阿耀低头看了看怀里的婴儿,婴儿睁着圆溜溜的眼睛也在看他,嘴里还吐出了一些口水泡泡。
男人抬了抬脚,慢慢踩下了刹车,黑色轿车停在了破旧的山路护栏旁。
一旁被绑在副驾驶位置的不遥皱着眉眼,转了转小脑袋,“哇”地一声哭了出来。阿耀偏头看过去,他实在分不清哪个是钟湛的孩子,哪个是聿梵喃的孩子。
男人刚解开安全带,俯下身子探向副驾驶位置,自己怀里的飒飒突然“哇呜”一声,接着就没完没了的哭了出来。
整个车厢里,此起彼伏的都是婴孩的哭闹声。
阿耀有些烦躁的皱眉,推开了驾驶室的门,刚绕过车头,怀里的飒飒就停止了哭声,举着小拳头挥来挥去,仿佛有些兴奋。
男人拉开了副驾驶的车门,不遥也歪着脑袋咧着嘴笑得开心,两只小手在安全带上摸来摸去,看着车门外的男人,开心的甩着胳膊。
一阵咸腥的海风拂面而来,不遥瑟缩了一下小胳膊,突然瘪着嘴委屈的哽了哽,下一秒就传出了响亮的哭叫声。
阿耀转头看向远处,海浪一波又一波的拍打着礁石,时不时刮过刺骨的寒风。男人抬手关上了副驾驶的车门,刚一转身就看见远处驶来了两辆跑车。
汽车引擎轰鸣的声响,惹得怀里的小婴儿“咯咯”的笑。阿耀抬起手腕,看了一眼时间,又瞥了眼怀里的婴儿,背靠着汽车车前盖,有些失神恍惚。

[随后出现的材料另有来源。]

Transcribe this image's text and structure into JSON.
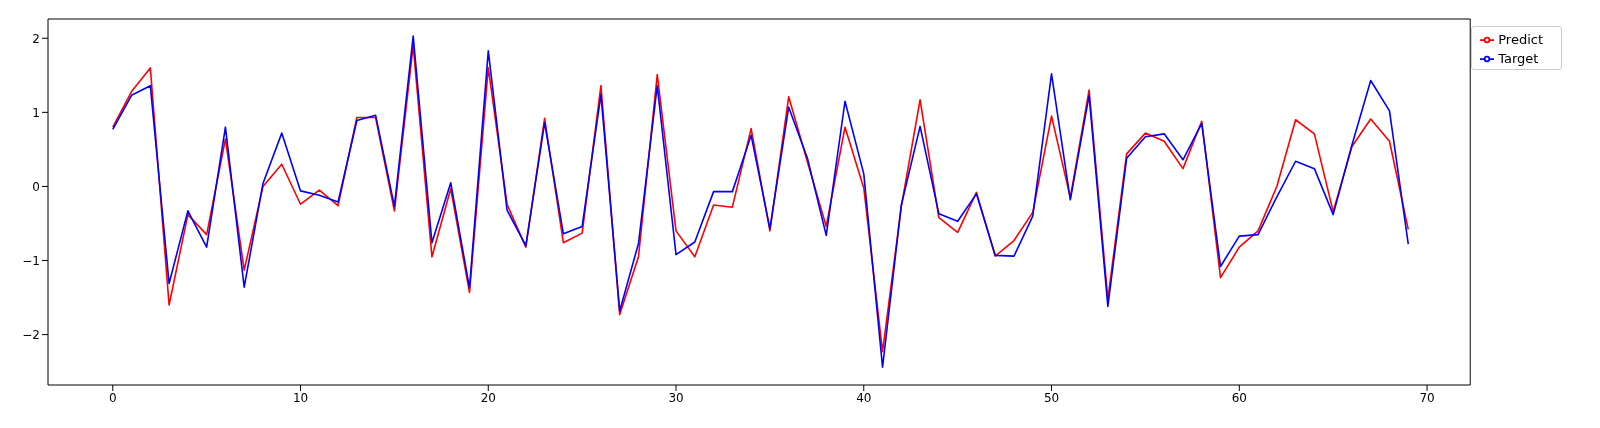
{
  "chart_data": {
    "type": "line",
    "x": [
      0,
      1,
      2,
      3,
      4,
      5,
      6,
      7,
      8,
      9,
      10,
      11,
      12,
      13,
      14,
      15,
      16,
      17,
      18,
      19,
      20,
      21,
      22,
      23,
      24,
      25,
      26,
      27,
      28,
      29,
      30,
      31,
      32,
      33,
      34,
      35,
      36,
      37,
      38,
      39,
      40,
      41,
      42,
      43,
      44,
      45,
      46,
      47,
      48,
      49,
      50,
      51,
      52,
      53,
      54,
      55,
      56,
      57,
      58,
      59,
      60,
      61,
      62,
      63,
      64,
      65,
      66,
      67,
      68,
      69
    ],
    "series": [
      {
        "name": "Predict",
        "color": "#ff0000",
        "values": [
          0.8,
          1.28,
          1.6,
          -1.6,
          -0.38,
          -0.65,
          0.64,
          -1.13,
          0.0,
          0.3,
          -0.24,
          -0.05,
          -0.26,
          0.93,
          0.93,
          -0.33,
          1.9,
          -0.95,
          -0.03,
          -1.43,
          1.6,
          -0.24,
          -0.82,
          0.92,
          -0.76,
          -0.63,
          1.36,
          -1.73,
          -0.95,
          1.51,
          -0.6,
          -0.95,
          -0.25,
          -0.28,
          0.78,
          -0.6,
          1.21,
          0.33,
          -0.54,
          0.8,
          -0.02,
          -2.23,
          -0.27,
          1.17,
          -0.42,
          -0.62,
          -0.08,
          -0.94,
          -0.73,
          -0.35,
          0.95,
          -0.15,
          1.3,
          -1.52,
          0.44,
          0.72,
          0.61,
          0.24,
          0.88,
          -1.23,
          -0.82,
          -0.6,
          0.0,
          0.9,
          0.71,
          -0.34,
          0.54,
          0.91,
          0.61,
          -0.58
        ]
      },
      {
        "name": "Target",
        "color": "#0000ff",
        "values": [
          0.77,
          1.23,
          1.36,
          -1.31,
          -0.33,
          -0.82,
          0.8,
          -1.36,
          0.04,
          0.72,
          -0.06,
          -0.12,
          -0.21,
          0.89,
          0.96,
          -0.27,
          2.03,
          -0.76,
          0.05,
          -1.37,
          1.83,
          -0.32,
          -0.8,
          0.86,
          -0.64,
          -0.54,
          1.24,
          -1.68,
          -0.77,
          1.36,
          -0.92,
          -0.75,
          -0.07,
          -0.07,
          0.69,
          -0.57,
          1.07,
          0.38,
          -0.66,
          1.15,
          0.17,
          -2.44,
          -0.25,
          0.81,
          -0.37,
          -0.47,
          -0.1,
          -0.93,
          -0.94,
          -0.4,
          1.52,
          -0.18,
          1.23,
          -1.62,
          0.38,
          0.67,
          0.71,
          0.36,
          0.85,
          -1.08,
          -0.67,
          -0.65,
          -0.14,
          0.34,
          0.24,
          -0.38,
          0.56,
          1.43,
          1.02,
          -0.78
        ]
      }
    ],
    "xlim": [
      -3.45,
      72.3
    ],
    "ylim": [
      -2.68,
      2.26
    ],
    "xticks": [
      0,
      10,
      20,
      30,
      40,
      50,
      60,
      70
    ],
    "yticks": [
      -2,
      -1,
      0,
      1,
      2
    ],
    "grid": false,
    "legend": "top right",
    "marker": "none",
    "line_style": "solid"
  }
}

“哐”地一声,袅袅甩上副驾驶的车门,小跑着来到阿耀身前,有些焦灼又有些试探的出声问道:“还有个孩子呢?”
男人只是低头看着怀里的婴儿,一言不发。
袅袅绕过男人,朝着身后的汽车跑去。女人扒拉着车窗看着车里面,目光不断地扫视着车座椅,有些焦急又有些欣喜地唤道:“不遥?不遥。”
刚要拉开副驾驶车门,就听见车门上锁的声响。
女人着急的拉扯着门把手,抬手拍了拍车玻璃,随即反应过来朝着男人跑去,“阿耀!你快点,快点打开车门。”
聿梵喃和钟湛也一前一后的走了过来。
“怎么?找不到聿梵呢?”聿梵喃有些嘲讽的勾了勾唇角,抬手解了一颗袖扣,“还是说,想帮我养儿子?”
阿耀现在明白了,自己怀里的是聿梵喃的孩子。
“阿耀?你疯了是不是?”袅袅气急败坏的想要夺过男人怀里的孩子,男人却单手掐着孩子的腰腹举过头顶。
“阿耀!”
男人目光直直的盯着聿梵喃,口气有些凉薄,眼神里也充斥着戾气,“她在哪儿?”
“她会得到幸福,过上安稳的生活。”
聿梵喃看了眼男人举过头顶的婴儿,手指摩挲着下巴,静默了几秒钟,突然笑了起来:“怎么?拿你自己的孩子撒气?”
阿耀皱了下眉头,仿佛在思考什么。
“阿耀!小雪狼身体禁不住风吹的。”
就在男人愣神之际,聿梵喃一脚踹在男人的腰腹处,一把接过男人手里的孩子,又是一脚踹向男人,却被阿耀双臂抵挡过去。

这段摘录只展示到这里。